PERFORMANCE: Top mph 122. Cruise mph 121. Stall mph 54. Initial climb rate 720. Ceiling 12,900. Takeoff distance (50') 1,280. Landing distance (50') 1,313. Range 447.

Originally designated the PD 28’S, this single-engine trainer was first delivered in early 1979. A low-wing Ttail model, it was powered by a four-cylinder Lycoming engine rated at 115 hp at 2,700 RPM. The Skipper’s canopy-type cabin gives the instructor and student pilot optimum, all-around visibility, while both left and right doors provide for convenient entry. An external tunnel on the bottom of the fuselage houses primary controls and makes for additional cabin room, as well as allowing for easy maintenance. A new concept in airfoil design was utilized by the Skipper. Its airfoil section is an outgrowth of NASA’s high-speed, super-critical airfoil technology and provides a lower drag, higher lift capability. The T-tail configuration places the horizontal stabilizer above the slipstream in undisturbed air to give smoother flight and more positive control during landing maneuvers.

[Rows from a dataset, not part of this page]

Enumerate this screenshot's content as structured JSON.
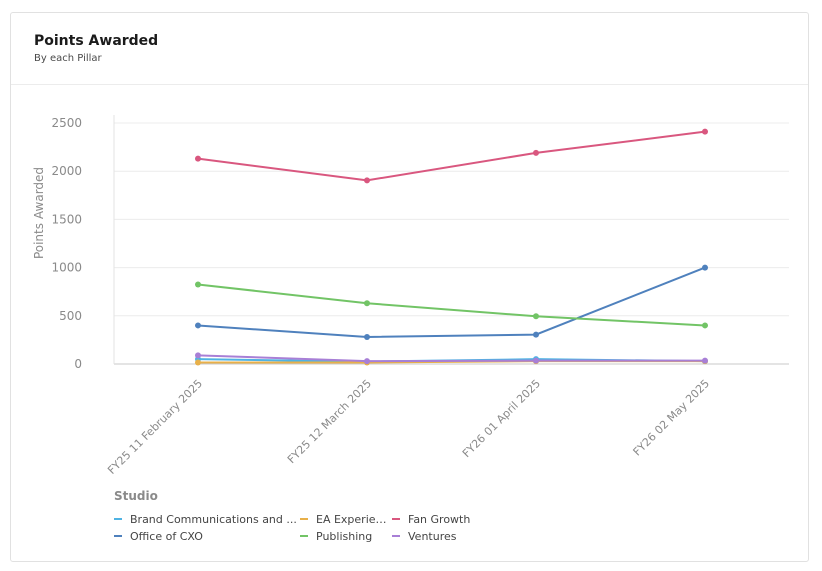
{
  "card": {
    "title": "Points Awarded",
    "subtitle": "By each Pillar"
  },
  "legend": {
    "title": "Studio",
    "items": [
      {
        "label": "Brand Communications and ...",
        "color": "#4fb3e3"
      },
      {
        "label": "EA Experiences",
        "color": "#e8b04a"
      },
      {
        "label": "Fan Growth",
        "color": "#d9577f"
      },
      {
        "label": "Office of CXO",
        "color": "#4f81bd"
      },
      {
        "label": "Publishing",
        "color": "#72c466"
      },
      {
        "label": "Ventures",
        "color": "#a87fd6"
      }
    ]
  },
  "chart_data": {
    "type": "line",
    "ylabel": "Points Awarded",
    "xlabel": "",
    "ylim": [
      0,
      2500
    ],
    "yticks": [
      0,
      500,
      1000,
      1500,
      2000,
      2500
    ],
    "grid": true,
    "legend_position": "bottom",
    "categories": [
      "FY25 11 February 2025",
      "FY25 12 March 2025",
      "FY26 01 April 2025",
      "FY26 02 May 2025"
    ],
    "series": [
      {
        "name": "Brand Communications and ...",
        "color": "#4fb3e3",
        "values": [
          50,
          25,
          50,
          30
        ]
      },
      {
        "name": "EA Experiences",
        "color": "#e8b04a",
        "values": [
          15,
          15,
          30,
          30
        ]
      },
      {
        "name": "Fan Growth",
        "color": "#d9577f",
        "values": [
          2130,
          1905,
          2190,
          2410
        ]
      },
      {
        "name": "Office of CXO",
        "color": "#4f81bd",
        "values": [
          400,
          280,
          305,
          1000
        ]
      },
      {
        "name": "Publishing",
        "color": "#72c466",
        "values": [
          825,
          630,
          495,
          400
        ]
      },
      {
        "name": "Ventures",
        "color": "#a87fd6",
        "values": [
          90,
          30,
          35,
          35
        ]
      }
    ]
  }
}
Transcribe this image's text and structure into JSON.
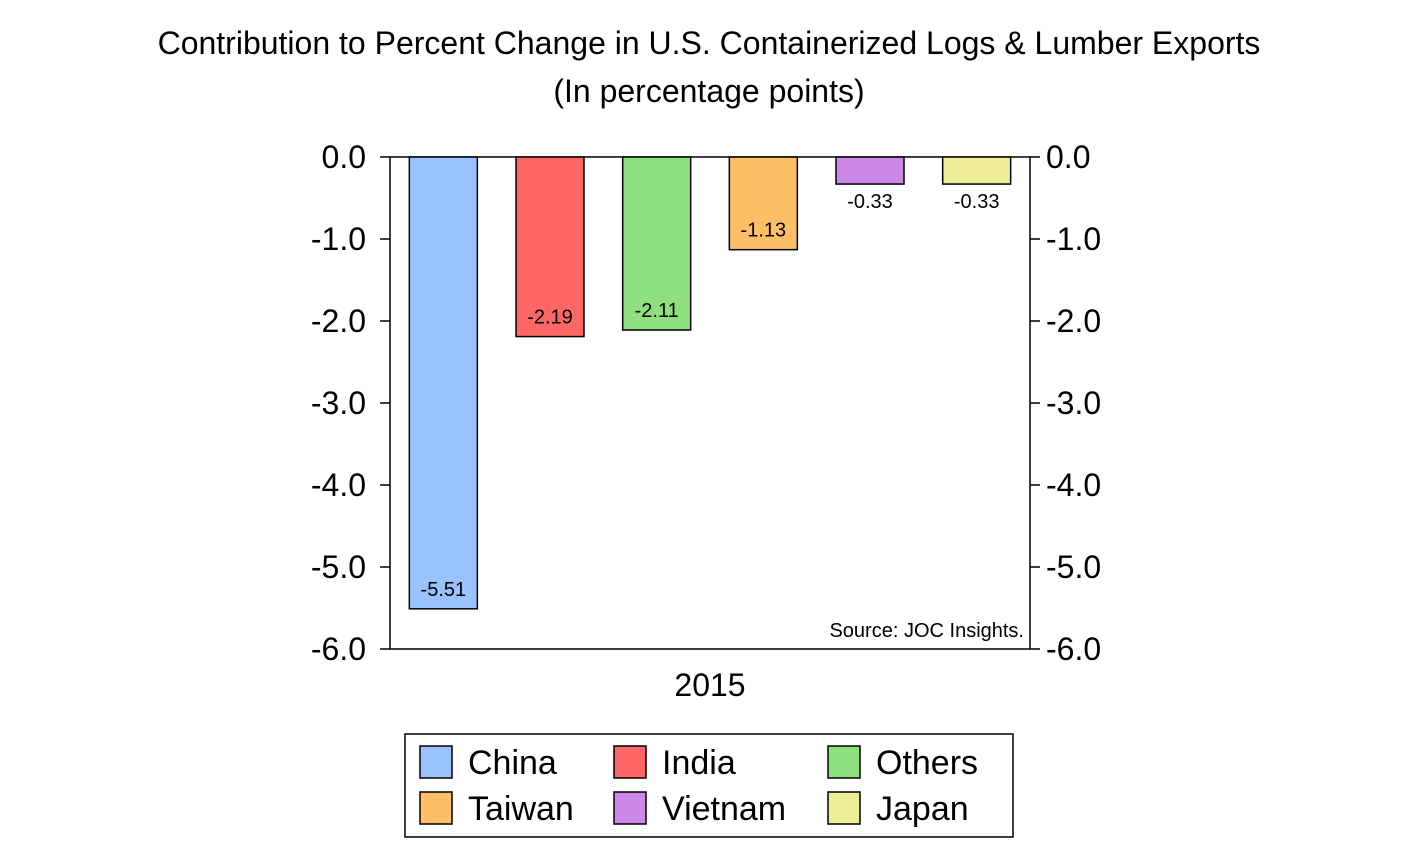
{
  "chart_data": {
    "type": "bar",
    "title": "Contribution to Percent Change in U.S. Containerized Logs & Lumber Exports",
    "subtitle": "(In percentage points)",
    "xlabel": "",
    "ylabel": "",
    "category": "2015",
    "ylim": [
      -6.0,
      0.0
    ],
    "yticks": [
      0.0,
      -1.0,
      -2.0,
      -3.0,
      -4.0,
      -5.0,
      -6.0
    ],
    "ytick_labels": [
      "0.0",
      "-1.0",
      "-2.0",
      "-3.0",
      "-4.0",
      "-5.0",
      "-6.0"
    ],
    "grid": false,
    "legend_position": "bottom-center",
    "series": [
      {
        "name": "China",
        "value": -5.51,
        "label": "-5.51",
        "color": "#99c2ff"
      },
      {
        "name": "India",
        "value": -2.19,
        "label": "-2.19",
        "color": "#ff6666"
      },
      {
        "name": "Others",
        "value": -2.11,
        "label": "-2.11",
        "color": "#8ee07e"
      },
      {
        "name": "Taiwan",
        "value": -1.13,
        "label": "-1.13",
        "color": "#ffbf66"
      },
      {
        "name": "Vietnam",
        "value": -0.33,
        "label": "-0.33",
        "color": "#cc88e6"
      },
      {
        "name": "Japan",
        "value": -0.33,
        "label": "-0.33",
        "color": "#eeee99"
      }
    ],
    "annotation": "Source: JOC Insights."
  }
}
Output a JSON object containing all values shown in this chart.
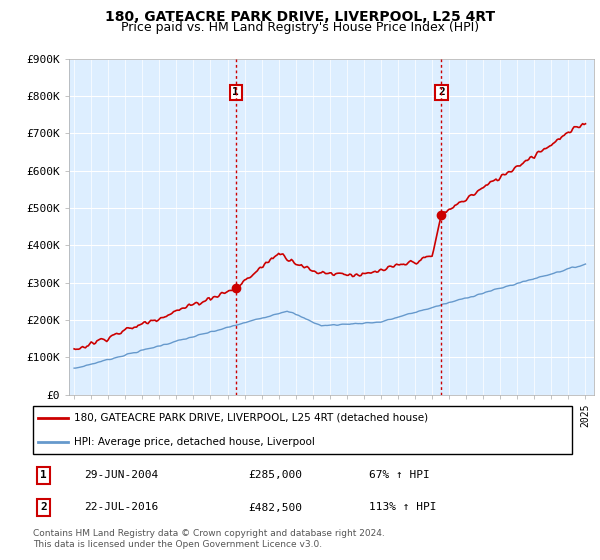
{
  "title": "180, GATEACRE PARK DRIVE, LIVERPOOL, L25 4RT",
  "subtitle": "Price paid vs. HM Land Registry's House Price Index (HPI)",
  "ylim": [
    0,
    900000
  ],
  "yticks": [
    0,
    100000,
    200000,
    300000,
    400000,
    500000,
    600000,
    700000,
    800000,
    900000
  ],
  "ytick_labels": [
    "£0",
    "£100K",
    "£200K",
    "£300K",
    "£400K",
    "£500K",
    "£600K",
    "£700K",
    "£800K",
    "£900K"
  ],
  "bg_color": "#ddeeff",
  "red_color": "#cc0000",
  "blue_color": "#6699cc",
  "marker1_date": 2004.49,
  "marker1_price": 285000,
  "marker2_date": 2016.55,
  "marker2_price": 482500,
  "legend_line1": "180, GATEACRE PARK DRIVE, LIVERPOOL, L25 4RT (detached house)",
  "legend_line2": "HPI: Average price, detached house, Liverpool",
  "table_row1": [
    "1",
    "29-JUN-2004",
    "£285,000",
    "67% ↑ HPI"
  ],
  "table_row2": [
    "2",
    "22-JUL-2016",
    "£482,500",
    "113% ↑ HPI"
  ],
  "footer": "Contains HM Land Registry data © Crown copyright and database right 2024.\nThis data is licensed under the Open Government Licence v3.0.",
  "title_fontsize": 10,
  "subtitle_fontsize": 9
}
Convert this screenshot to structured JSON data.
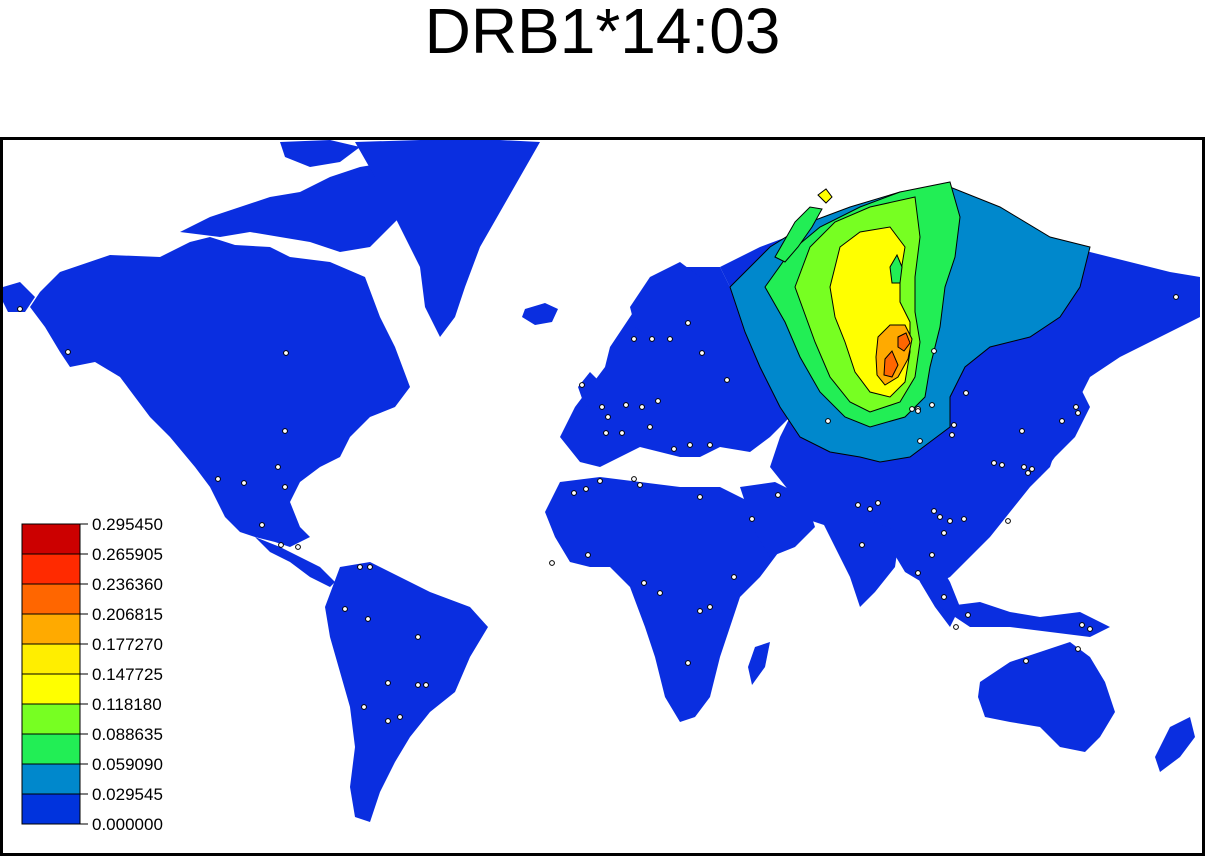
{
  "title": "DRB1*14:03",
  "legend": {
    "levels": [
      "0.295450",
      "0.265905",
      "0.236360",
      "0.206815",
      "0.177270",
      "0.147725",
      "0.118180",
      "0.088635",
      "0.059090",
      "0.029545",
      "0.000000"
    ],
    "colors": [
      "#cc0000",
      "#ff2a00",
      "#ff6600",
      "#ffaa00",
      "#ffee00",
      "#ffff00",
      "#77ff22",
      "#22ee55",
      "#0088cc",
      "#0033dd"
    ]
  },
  "colors": {
    "land": "#0a2ee0",
    "ocean": "#ffffff",
    "band_1": "#0088cc",
    "band_2": "#22ee55",
    "band_3": "#77ff22",
    "band_4": "#ffff00",
    "band_5": "#ffaa00",
    "band_6": "#ff6600",
    "sample_point": "#ffffff"
  }
}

The Skipper is the third Beechcraft T-tail model, following the Super King Air and Duchess. A substantial portion of its construction is bonded metal, including the lower cabin section of the fuselage, the entire wing, the leading edge of the vertical stabilizer, the trim tabs, and the rudder. The landing gear is a low-maintenance, spring system designed for sturdiness and utility. Control response is superbly balanced, and the ailerons are quite frisky in all speed ranges right down to the stall. Stalling the Skipper is almost fun. The wings give lots of prestall buffetto let you know that it is about to quit flying. For cross-country flights, the 29 gallons of usable fuel combine with a 65% power setting to yield a 4.6-hour endurance. Only 312 of these two-place trainers were built before production was halted abruptly in 1981.